Secondly, my mother passed late in the year, only 3 months after she found she had two tumors on her pancreas. She had been living in an independent-living apartment, but while she was in the hospital, she stated at one point that she was never going to meet the minimum functionality to return there, so us kids should get all her things packed up and moved out. I think it was also clear to her, and to all of us, that she was not likely to live through this illness at all. So as we packed up her apartment, everyone asked each other what we should throw away, or divide amongst ourselves, or put into storage. Having not yet moved into my new apartment, I told everyone that I wasn't sure yet what I would be needing, so if they didn't want something, it should be stored so I could go through it later when I moved in. As we went through it all, I thought over and over again how little of it mom really used. She was quite a collector of stuff "for a rainy day."
Everything was stored for about a month; when mom passes, it got moved to my new home.
Last week, as I unpacked, I unpacked two lives. The first was my own, which I had integrated with my partner and now tried to pull apart. This was packed and transported one room at a time over several weeks, since I was moving just a couple of minutes away. The second was that of my mother's which was put in boxes as she was dying. In the new place, I have very limited space so I had to be very clever with where I put things. An old friend of mine once told me that the best way to prepare for a long trip away from home is to spend the month prior to the trip living out of a suitcase. If you find that you don't have something you need, you can then pack it. Unfortunately, I didn't have the chance to do that, so my first few days in my new apartment was filled with lots of "I need to remember to go back and pack that."
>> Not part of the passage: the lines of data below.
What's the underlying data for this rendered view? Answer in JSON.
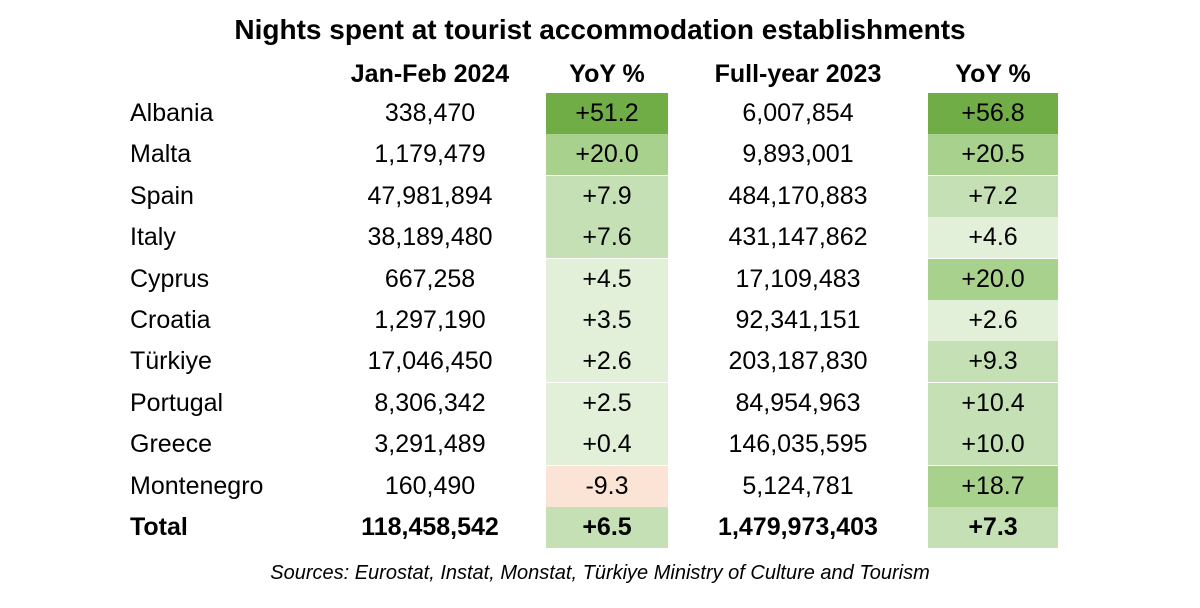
{
  "title": "Nights spent at tourist accommodation establishments",
  "headers": {
    "col1": "Jan-Feb 2024",
    "col2": "YoY %",
    "col3": "Full-year 2023",
    "col4": "YoY %"
  },
  "rows": [
    {
      "country": "Albania",
      "jan_feb_2024": "338,470",
      "yoy_2024": "+51.2",
      "yoy_2024_color": "#70ad47",
      "full_2023": "6,007,854",
      "yoy_2023": "+56.8",
      "yoy_2023_color": "#70ad47"
    },
    {
      "country": "Malta",
      "jan_feb_2024": "1,179,479",
      "yoy_2024": "+20.0",
      "yoy_2024_color": "#a9d18e",
      "full_2023": "9,893,001",
      "yoy_2023": "+20.5",
      "yoy_2023_color": "#a9d18e"
    },
    {
      "country": "Spain",
      "jan_feb_2024": "47,981,894",
      "yoy_2024": "+7.9",
      "yoy_2024_color": "#c5e0b4",
      "full_2023": "484,170,883",
      "yoy_2023": "+7.2",
      "yoy_2023_color": "#c5e0b4"
    },
    {
      "country": "Italy",
      "jan_feb_2024": "38,189,480",
      "yoy_2024": "+7.6",
      "yoy_2024_color": "#c5e0b4",
      "full_2023": "431,147,862",
      "yoy_2023": "+4.6",
      "yoy_2023_color": "#e2f0d9"
    },
    {
      "country": "Cyprus",
      "jan_feb_2024": "667,258",
      "yoy_2024": "+4.5",
      "yoy_2024_color": "#e2f0d9",
      "full_2023": "17,109,483",
      "yoy_2023": "+20.0",
      "yoy_2023_color": "#a9d18e"
    },
    {
      "country": "Croatia",
      "jan_feb_2024": "1,297,190",
      "yoy_2024": "+3.5",
      "yoy_2024_color": "#e2f0d9",
      "full_2023": "92,341,151",
      "yoy_2023": "+2.6",
      "yoy_2023_color": "#e2f0d9"
    },
    {
      "country": "Türkiye",
      "jan_feb_2024": "17,046,450",
      "yoy_2024": "+2.6",
      "yoy_2024_color": "#e2f0d9",
      "full_2023": "203,187,830",
      "yoy_2023": "+9.3",
      "yoy_2023_color": "#c5e0b4"
    },
    {
      "country": "Portugal",
      "jan_feb_2024": "8,306,342",
      "yoy_2024": "+2.5",
      "yoy_2024_color": "#e2f0d9",
      "full_2023": "84,954,963",
      "yoy_2023": "+10.4",
      "yoy_2023_color": "#c5e0b4"
    },
    {
      "country": "Greece",
      "jan_feb_2024": "3,291,489",
      "yoy_2024": "+0.4",
      "yoy_2024_color": "#e2f0d9",
      "full_2023": "146,035,595",
      "yoy_2023": "+10.0",
      "yoy_2023_color": "#c5e0b4"
    },
    {
      "country": "Montenegro",
      "jan_feb_2024": "160,490",
      "yoy_2024": "-9.3",
      "yoy_2024_color": "#fbe4d5",
      "full_2023": "5,124,781",
      "yoy_2023": "+18.7",
      "yoy_2023_color": "#a9d18e"
    }
  ],
  "total": {
    "label": "Total",
    "jan_feb_2024": "118,458,542",
    "yoy_2024": "+6.5",
    "yoy_2024_color": "#c5e0b4",
    "full_2023": "1,479,973,403",
    "yoy_2023": "+7.3",
    "yoy_2023_color": "#c5e0b4"
  },
  "source": "Sources: Eurostat, Instat, Monstat, Türkiye Ministry of Culture and Tourism"
}
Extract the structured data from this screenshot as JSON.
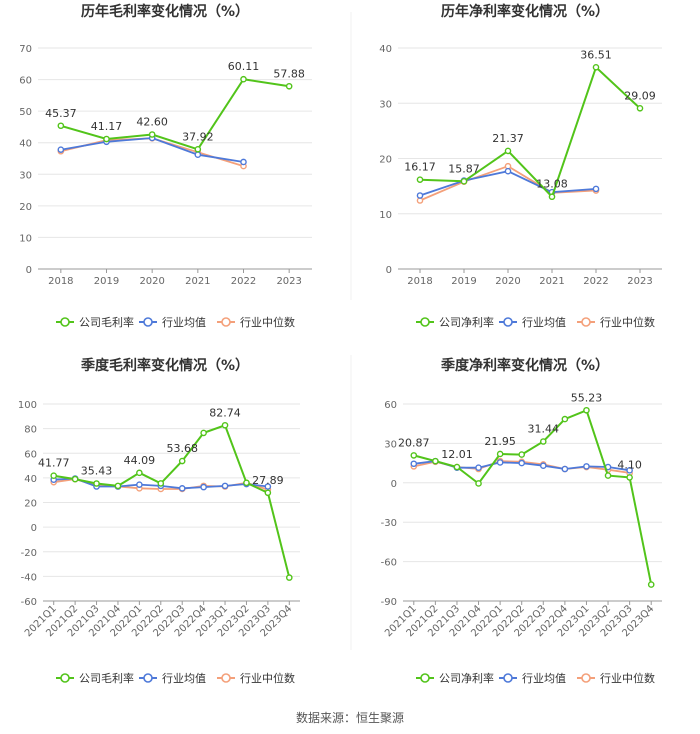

Interestingly though, I thought that would happen much more than it did. More often, I found myself saying, "Mom had one of those," which I would then find in one of the boxes from her apartment. This began happening so often that it felt like it was more that just coincidence; it felt like synchronicity. It was as if my mother had collected all of that stuff for my new start. I became my mother's rainy day. Though she wasn't not present in body, I could feel her with me, helping me make a new start.
As my studies progress, I know my mother will be a valuable resource to me. I don't feel that she is gone so much as I feel she is transformed.